The service method looks like this
public class UploadItem
{
public string fileName { get; set; }
public string fileDesc { get; set; }
}
[OperationContract, WebGet]
public int WriteUploadItem(UploadItem uploadItem)
{
//implementation
}
The invocation looks like this
var data = {
fileName: self.fileName(),
fileDesc: self.fileDesc(),
};
$.ajax({
url: "Fx.svc/WriteUploadItem",
data: { uploadItem: data },
success: function (result) {
//implementation
},
error: function (result) { alert($.parseJSON(result.responseText).Message); }
});
which produces this
GET http://localhost:49701/Fx.svc/WriteUploadItem?uploadItem%5BfileName%5D
=2014-01-21.gif&uploadItem%5BfileDesc%5D=adesgfA HTTP/1.1
X-Requested-With: XMLHttpRequest
Accept: */*
Referer: http://localhost:49701/index.html#upload-queue
Accept-Language: en-AU,en;q=0.5
Accept-Encoding: gzip, deflate
User-Agent: Mozilla/5.0 (Windows NT 6.3; WOW64; Trident/7.0; rv:11.0) like Gecko
Host: localhost:49701
DNT: 1
Connection: Keep-Alive
Those URL encoded parameters look like this when decoded
uploadItem[fileName]=2014-01-21.gif&uploadItem[fileDesc]=adesgfA
The WebGet method is invoked but the parameter is null.

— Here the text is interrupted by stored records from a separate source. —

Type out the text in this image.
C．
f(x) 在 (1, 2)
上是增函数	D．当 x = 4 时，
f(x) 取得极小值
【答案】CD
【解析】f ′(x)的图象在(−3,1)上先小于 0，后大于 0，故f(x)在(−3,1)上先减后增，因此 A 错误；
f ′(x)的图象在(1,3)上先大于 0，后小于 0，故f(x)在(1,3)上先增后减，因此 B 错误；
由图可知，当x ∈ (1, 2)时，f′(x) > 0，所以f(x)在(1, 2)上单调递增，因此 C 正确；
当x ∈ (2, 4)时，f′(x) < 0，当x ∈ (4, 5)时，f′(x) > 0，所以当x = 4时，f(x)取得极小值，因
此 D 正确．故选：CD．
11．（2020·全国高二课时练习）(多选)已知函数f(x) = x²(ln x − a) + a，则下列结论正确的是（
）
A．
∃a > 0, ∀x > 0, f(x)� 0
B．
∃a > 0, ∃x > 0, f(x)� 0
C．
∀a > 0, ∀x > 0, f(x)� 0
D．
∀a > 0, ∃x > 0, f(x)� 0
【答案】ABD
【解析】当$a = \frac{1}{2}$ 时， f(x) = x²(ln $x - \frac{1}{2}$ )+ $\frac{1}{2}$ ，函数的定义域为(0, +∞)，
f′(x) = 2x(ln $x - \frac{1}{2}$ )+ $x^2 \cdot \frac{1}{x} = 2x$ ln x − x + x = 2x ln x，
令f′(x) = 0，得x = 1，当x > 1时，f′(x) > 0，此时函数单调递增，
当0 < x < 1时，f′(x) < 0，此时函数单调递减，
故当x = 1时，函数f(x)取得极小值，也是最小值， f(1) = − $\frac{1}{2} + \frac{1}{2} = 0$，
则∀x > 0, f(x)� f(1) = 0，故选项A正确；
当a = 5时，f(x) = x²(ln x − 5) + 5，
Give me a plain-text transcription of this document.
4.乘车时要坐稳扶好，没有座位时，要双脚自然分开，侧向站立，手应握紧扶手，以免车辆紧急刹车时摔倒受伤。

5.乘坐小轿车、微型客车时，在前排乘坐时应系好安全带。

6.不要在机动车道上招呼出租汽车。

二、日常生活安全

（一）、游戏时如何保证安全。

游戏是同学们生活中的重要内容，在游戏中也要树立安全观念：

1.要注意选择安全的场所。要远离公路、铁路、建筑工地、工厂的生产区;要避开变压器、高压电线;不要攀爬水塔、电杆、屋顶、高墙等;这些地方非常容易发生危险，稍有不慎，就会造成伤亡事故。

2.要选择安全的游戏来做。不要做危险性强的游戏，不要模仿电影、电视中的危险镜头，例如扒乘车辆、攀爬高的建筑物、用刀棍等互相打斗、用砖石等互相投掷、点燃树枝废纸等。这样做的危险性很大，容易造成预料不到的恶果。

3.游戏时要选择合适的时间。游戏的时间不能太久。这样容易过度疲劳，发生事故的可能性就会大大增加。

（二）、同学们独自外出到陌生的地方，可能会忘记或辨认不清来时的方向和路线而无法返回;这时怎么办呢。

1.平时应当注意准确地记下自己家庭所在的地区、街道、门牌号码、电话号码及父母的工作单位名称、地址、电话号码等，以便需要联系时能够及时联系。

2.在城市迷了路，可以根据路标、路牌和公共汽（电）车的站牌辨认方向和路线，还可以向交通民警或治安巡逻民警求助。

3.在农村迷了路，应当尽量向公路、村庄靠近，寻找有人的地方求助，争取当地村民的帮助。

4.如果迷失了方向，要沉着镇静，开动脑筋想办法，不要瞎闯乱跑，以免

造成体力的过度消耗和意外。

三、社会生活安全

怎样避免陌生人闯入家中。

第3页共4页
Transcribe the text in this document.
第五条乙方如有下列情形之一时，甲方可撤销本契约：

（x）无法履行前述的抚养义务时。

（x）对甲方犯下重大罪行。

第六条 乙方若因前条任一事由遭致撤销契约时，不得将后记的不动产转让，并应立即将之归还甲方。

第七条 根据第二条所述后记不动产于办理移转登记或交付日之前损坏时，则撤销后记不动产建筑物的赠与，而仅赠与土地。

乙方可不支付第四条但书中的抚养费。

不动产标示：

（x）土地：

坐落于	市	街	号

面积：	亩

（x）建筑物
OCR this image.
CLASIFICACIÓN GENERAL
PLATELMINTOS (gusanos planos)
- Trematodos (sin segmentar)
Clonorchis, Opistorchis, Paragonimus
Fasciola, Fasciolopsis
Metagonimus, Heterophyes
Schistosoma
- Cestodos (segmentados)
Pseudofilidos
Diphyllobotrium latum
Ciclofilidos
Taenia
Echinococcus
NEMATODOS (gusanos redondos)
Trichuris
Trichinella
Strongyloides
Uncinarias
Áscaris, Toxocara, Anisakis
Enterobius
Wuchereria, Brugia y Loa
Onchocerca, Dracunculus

I'm successfully passing a single parameter to another method like this
var userId = "73c2e254-5440-45eb-9099-58fa08dd037b"; // me.UserID();
$.ajax({
url: "Fx.svc/UserFiles",
data: { userId: userId },
success: function (result) {
//implementation
},
error: function (result) { alert($.parseJSON(result.responseText).Message); }
});
As far as I can see, the only difference is that the value of the parameter is different. Originally there were a lot more fields but I removed the more troublesome data types and was intrigued to discover that the problem occurs even with simple strings.
What's wrong and what should I do about it? Is there some sort of attribute I need to put on the C# UploadItem class?